Seeing your business flourish within the very first year of the launch feels like all your Christmases have come at once. Isn’t it! But expecting it this much soon can leave you disappointed. Not every company can go platinum overnight like Uber and Facebook! Most startups take at least 2 to 3 years (and sometimes years) to be profitable and become truly successful after hitting the 7 to 10-year mark. Studies reveal the heart-breaking fact that two-thirds of start-ups never show a positive return. The Business Employment Dynamics report coming from the Bureau of Labour reveals that 20% of new businesses fail until the end of the 1st year, 30% fail during the 2nd year, 50% fail by the 5th year and 70% fail before their 10th year ends. But interest in entrepreneurship is at an all-time high. After all, who won’t want to be on easy streets!
Understand startup: A twist in an old story!

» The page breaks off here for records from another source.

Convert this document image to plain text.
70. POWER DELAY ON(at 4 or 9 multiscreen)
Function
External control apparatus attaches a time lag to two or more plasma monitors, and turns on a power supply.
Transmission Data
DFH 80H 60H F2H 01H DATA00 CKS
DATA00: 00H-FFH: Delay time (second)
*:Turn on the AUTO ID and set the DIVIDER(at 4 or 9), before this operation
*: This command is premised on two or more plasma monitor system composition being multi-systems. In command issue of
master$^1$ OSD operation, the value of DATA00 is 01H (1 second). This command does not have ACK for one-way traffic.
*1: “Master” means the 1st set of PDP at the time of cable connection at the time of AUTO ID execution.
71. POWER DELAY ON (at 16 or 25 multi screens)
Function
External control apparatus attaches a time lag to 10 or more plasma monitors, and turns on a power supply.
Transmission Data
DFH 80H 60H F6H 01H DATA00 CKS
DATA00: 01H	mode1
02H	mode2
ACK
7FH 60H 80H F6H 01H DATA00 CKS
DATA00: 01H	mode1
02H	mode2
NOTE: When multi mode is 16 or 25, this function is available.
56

You might skip this section because, like many, you think that you already know what a startup is. But let us tell you, a startup is not just any new business in its earliest stages of development. You can’t call a newly opened regular beauty salon a startup but a “beauty salon on wheels” or a salon offering 100% organic & herbal beauty solutions. A startup rather is a young company launched to develop a unique product or service, bring it to market and make it irresistible and irreplaceable for customers. Rooted in innovation, a startup is zeroed on remedying deficiencies of existing products or producing altogether new categories of goods and services, disrupting ingrained ways of thinking and doing business for entire industries. That’s why many startups are infamous within their respective industries as “disruptors.” You might be acquainted with startups in Big Tech—think Facebook, Amazon, Apple, Netflix, Google, collectively known as FAANG stocks—but even companies like WeWork, Peloton and Beyond Meat are regarded as startups. A startup usually has two important attributes:
- Innovation: A startup is a way of testing never-before-tested assumptions – sufficiently new technologies, products & services, or markets
- Growth: A startup holds the possibility to expand exponentially rather than linearly. It is scalable. This usually happens because technology provides leverage (usually, a marginal cost of production close to 0)
So, a startup is in essence a “business experiment with potential”. This means that real startups are predisposed to failure by its very nature. The assumptions they are testing are very likely to be wrong. The more innovative the startup, the riskier the assumptions it’s testing, and the higher the chances of its failure. When you put this new kind of risk on top of the conventional risks of starting a company (finance/cash flow risks, operational risks, team risks, marketing risks, etc.), it’s no surprise most startups fail.
Failure means what?
Failure for a company means it’s time to pack up! It usually happens when a company can’t keep its head above water anymore and has to shut down its operations. Closing a business prematurely is just the tip of the iceberg! The owner has to deal with tons of things from collecting on outstanding accounts and applying those payments to any outstanding debts, to liquidating assets to pay debts further and then start paying back any and all investors who contributed money to the startup. Adam Global can help you cop it sweet. Shutting down a company demands huge care and diligence. Dissolving the business is only one part; they must comprehend their legal obligations and those of their company and its stakeholders. For a successful company closure, they have to generate as much value from their assets and work with a lawyer to prioritise disbursements (employees always come first). Plus, they are required to take care of tax and regulatory filings and terminate contracts. A startup is sure to fail where:
- The break-even is never concerned
- The business is dependent on the next investment round for survival
- The business talks of jargons like MVP, net sales than simple terms like profits
- The partners never miss a moment to agree to disagree with each other
- The salaries and expenses are being traded by founders for equity very frequently
- The customers have a hard time understanding the product/service, and founders don’t care
- The founders are diluting their stake in a heavily funded startup and using the money to fund other startups (why do they do that?)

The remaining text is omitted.